The face that was leaning over changed as well, no longer the terrible Romulan visage, although what replaced it would be of comfort to very few; perhaps only one: glowing red eyes were not to everyone's taste.

"Alix?"

"What happened, Kana?"

"You were dreaming."

"Dreaming?" What an absurd notion that seemed to her. "It seemed so real."

"Just a dream, Alix; I assure you."

She drew in a breath, reassured by her counterpart's words, by the comfortable surroundings. But the Destroyer was not quite right in what she said. "No. Not just a dream. A memory, too."

That made the Destroyer frown. "A memory? Of what?"

"R'nari. That ordeal."

Kana nodded, understanding her friend's reaction now. Dr. R'nari, the Romulan scientist who had captured them both when Alix was very young, having discovered the human's great dark secret. The name alone brought back all kinds of memories for the Destroyer, and they were memories that she did not find pleasant. For her host, who at that time had no real understanding of the harshness of reality, it had been utterly horrific. Kana knew that her counterpart was still haunted by what had happened so long ago.

"Are you all right now?"

"No," said Alix truthfully. "Better, but not all right."

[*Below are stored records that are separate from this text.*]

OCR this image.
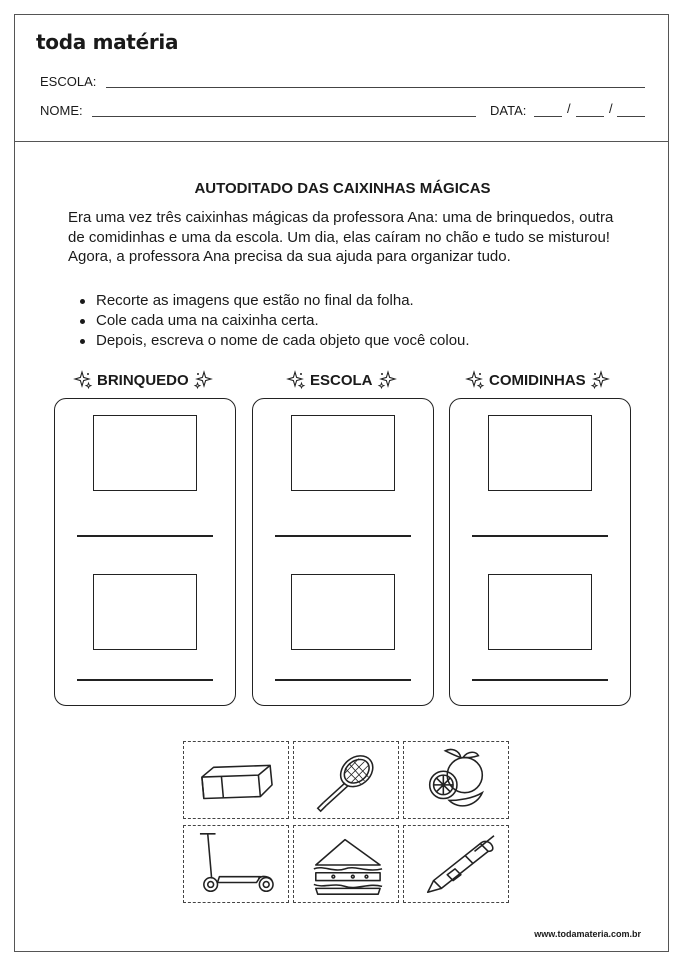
toda matéria
ESCOLA:
NOME:	DATA:	/	/
AUTODITADO DAS CAIXINHAS MÁGICAS
Era uma vez três caixinhas mágicas da professora Ana: uma de brinquedos, outra de comidinhas e uma da escola. Um dia, elas caíram no chão e tudo se misturou! Agora, a professora Ana precisa da sua ajuda para organizar tudo.
Recorte as imagens que estão no final da folha.
Cole cada uma na caixinha certa.
Depois, escreva o nome de cada objeto que você colou.
BRINQUEDO	ESCOLA	COMIDINHAS
www.todamateria.com.br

"R'nari's dead, Alix. He can't hurt us anymore."

"I know. It's not him I'm thinking about. I'm thinking about what we saw on Herminie, and what it could mean for the galaxy. We worked so hard for peace, Kana, and now…"

"If you want peace you must prepare for war. Your own species said as much."

"Kana…"

"Alix, there will be peace. The next generation will grow up never knowing the Klingons as anything but friends, and I will be bored senseless by how quiet the quadrant has become. But before that can happen the last of the old guard must be brushed away."

"You're sure of a bright and happy future?"

"Even the darkest night will end and the sun will rise…" She quoted.

The girl grinned, feeling so much better. "I love it when the evil Destroyer is the one to cheer me up."

"I have considered a career in therapy, but I think listening to other people whine would try my patience."

Alix chuckled. "Probably. I hope you're right Kana. About the future, I mean. Right now, it looks like things are getting worse, not better."

"You'll see," Kana said confidently. "Perhaps you should go back to sleep. Tomorrow could be a long day."

Alix looked at her comfortable bed, the sleep it offered, and she shook her head. "Nah. I think I'll stay awake."